Picture this: It's fall of 1980, in a tension-packed auction room. The gavel slams down for the last time: ''Sold for $170,000 to RCA.''
What's this? Were art and antiques going at bargain prices to huge recording companies? Not exactly. The RCA is the Restoration College Association of Mount Carroll, Ill., and it had just bought, well, a college. Through a lot of hard work, that college has now become the Campbell Center for Historic Preservation Studies.
It wasn't just any college -- it was Shimer, the former crown jewel that had become the main emergency of the little town. The college had been losing students over the years until it was down to about 30. Finally, it went bankrupt. What was left was a set of neat but frayed Georgian brick buildings from the turn of the century on the high ground on the way into town -- and the hard feelings of a lot of townspeople, who had relied on income from students and faculty and the 100 jobs the college had provided.
They might have been left with an empty campus and hard feelings if it hadn't been for Ralph Kennedy, a furniture restorer with big ideas. He had always wished there were better-trained people to help him in his workshop. Why not start a school that taught restoration techniques? He called Carolyn Johnson, director of the Chicago Landmarks Preservation Council.
Mr. Kennedy didn't realize what a good idea it was. ''It was nothing but a lightbulb,'' Mrs. Johnson says.
And a lightbulb whose time had come. Mrs. Johnson says there is need for a place professionals can come for a few days to brush up on their technique. There are two three-year restoration schools, one run by the Metropolitan Museum of Art in New York and one at Winterthur, a historic home in Delaware. But a workshop-type arrangement similar to what Kennedy planned had just shut down because it had no facility. And the college facility needed restoration work -- a perfect lab for the classes.

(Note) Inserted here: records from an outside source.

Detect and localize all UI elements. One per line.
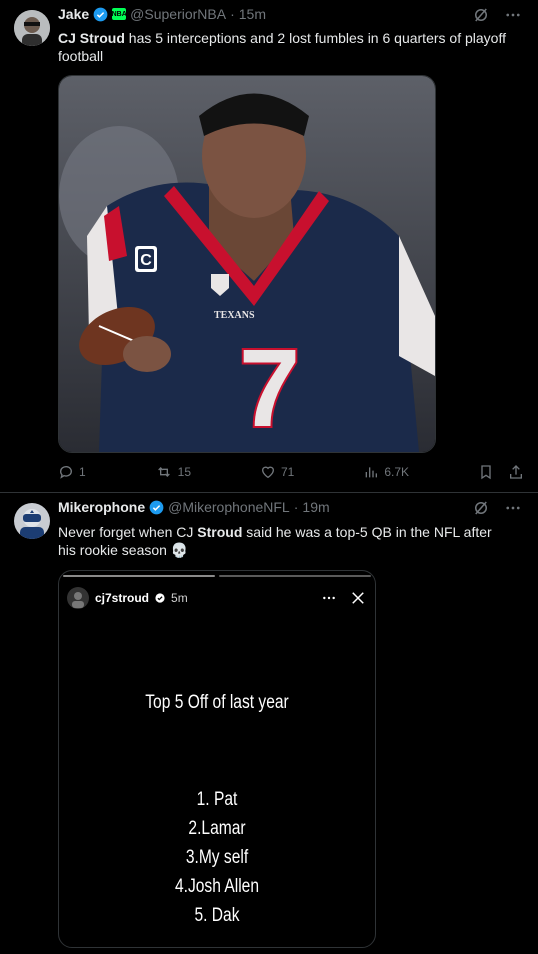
reply-count: 1 bbox=[79, 465, 86, 479]
dot-separator: · bbox=[230, 6, 235, 22]
timestamp[interactable]: 15m bbox=[239, 6, 266, 22]
tweet-text-rest: has 5 interceptions and 2 lost fumbles i… bbox=[58, 30, 506, 64]
repost-button[interactable]: 15 bbox=[155, 464, 191, 480]
repost-icon bbox=[157, 467, 170, 477]
reply-icon bbox=[60, 466, 72, 479]
avatar[interactable] bbox=[14, 503, 50, 539]
bookmark-icon[interactable] bbox=[478, 464, 494, 480]
views-button[interactable]: 6.7K bbox=[363, 464, 409, 480]
story-list-item: 2.Lamar bbox=[188, 818, 246, 839]
captain-patch-letter: C bbox=[140, 252, 152, 269]
tweet-text-pre: Never forget when CJ bbox=[58, 524, 198, 540]
like-count: 71 bbox=[280, 465, 295, 479]
story-list-item: 5. Dak bbox=[194, 905, 240, 926]
tweet-1[interactable]: Jake NBA @SuperiorNBA · 15m CJ Stroud ha… bbox=[0, 0, 538, 492]
story-time: 5m bbox=[171, 591, 188, 605]
reply-button[interactable]: 1 bbox=[58, 464, 86, 480]
avatar-image bbox=[14, 503, 50, 539]
repost-count: 15 bbox=[177, 465, 192, 479]
verified-badge-icon bbox=[93, 7, 108, 21]
tweet-text-bold[interactable]: Stroud bbox=[197, 524, 242, 540]
more-icon[interactable] bbox=[504, 499, 522, 517]
dot-separator: · bbox=[293, 499, 299, 515]
story-title: Top 5 Off of last year bbox=[145, 692, 289, 713]
avatar-image bbox=[14, 10, 50, 46]
tweet-text-bold[interactable]: CJ Stroud bbox=[58, 30, 125, 46]
story-progress-segment bbox=[219, 575, 371, 577]
tweet-text: CJ Stroud has 5 interceptions and 2 lost… bbox=[58, 29, 510, 65]
share-icon[interactable] bbox=[508, 464, 524, 480]
author-name[interactable]: Jake bbox=[58, 6, 89, 22]
like-button[interactable]: 71 bbox=[260, 464, 294, 480]
jersey-team-name: TEXANS bbox=[214, 310, 255, 321]
story-progress-segment bbox=[63, 575, 215, 577]
tweet-image[interactable]: C TEXANS 7 bbox=[58, 75, 436, 453]
view-count: 6.7K bbox=[384, 465, 409, 479]
story-header: cj7stroud 5m bbox=[67, 587, 367, 609]
story-username[interactable]: cj7stroud bbox=[95, 591, 149, 605]
grok-icon[interactable] bbox=[472, 6, 490, 24]
heart-icon bbox=[261, 466, 274, 479]
tweet-text: Never forget when CJ Stroud said he was … bbox=[58, 523, 510, 559]
story-list-item: 1. Pat bbox=[196, 789, 238, 810]
jersey-number: 7 bbox=[239, 327, 300, 450]
action-bar: 1 15 71 6.7K bbox=[58, 462, 524, 482]
story-close-icon[interactable] bbox=[349, 589, 367, 607]
affiliate-badge-icon[interactable]: NBA bbox=[112, 8, 127, 20]
tweet-image-story[interactable]: cj7stroud 5m Top 5 Off of last year 1. P… bbox=[58, 570, 376, 948]
story-list-item: 3.My self bbox=[185, 847, 249, 868]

The lightbulb went on just before Labor Day and the auction was to be held Oct. 6. So Kennedy quickly formed the Restoration College Association, made up not of preservationists but of locals anxious to keep the college from becoming boarded-up. ''Go by on the highway and you're going to see this place one way or the other,'' says Robert Richardson, director of the curriculum development committee and a former Shimer College professor.
For the auction, the campus had been divided into 14 parcels; locals bid on each to keep it from being split up. It was then auctioned off as one unit and when the gavel went down on the final bid, the RCA found itself the proud owner of a college campus.
It was a steal at $170,000, but a barely affordable one for the town of 1,936 . Samuel J. Campbell, a local philanthropist who had been on the board of Shimer College, helped with the down payment. To prove their ability to pay the rest, the 14 townspeople guaranteed they could pay for each of the parcels. ''Then ensued the massive drive to raise the rest of the money and get these guys off the hook,'' says Kennedy. ''We did.'' Mr. Campbell gave another $90, 000, others put in $35,000, and the Campbell Center is paying for the rest.
Next, Kennedy invited leading lights from the preservation community to a conference that November. Local women from a chapter of Questers, an organization to further preservation education, lent china, silverware, candlesticks, and drapes, cleaned a dining room on campus, and cooked a banquet. Eliot Carroll, assistant architect to the Capital in Washington, D.C., said: ''I've come to Mount Carroll with great skepticism. But . . . I'm leaving with great optimism and enthusiasm.''
A curriculum committee of top preservationists was formed, and they have hired leaders in the various fields to come teach for a few days. This attracts serious students to workshops, held from May through November. The center is not for the hobbyist, says Sara Chase of the Society for the Preservation of New England Antiquities, and a curriculum committee member.
Instead, she says, it can help to ''people who majored in English and suddenly find themselves as the site administrator for the Lincoln Museum in southern Illinois . . .'' And Carolyn Johnson also expects a modest influx of owners of historic homes.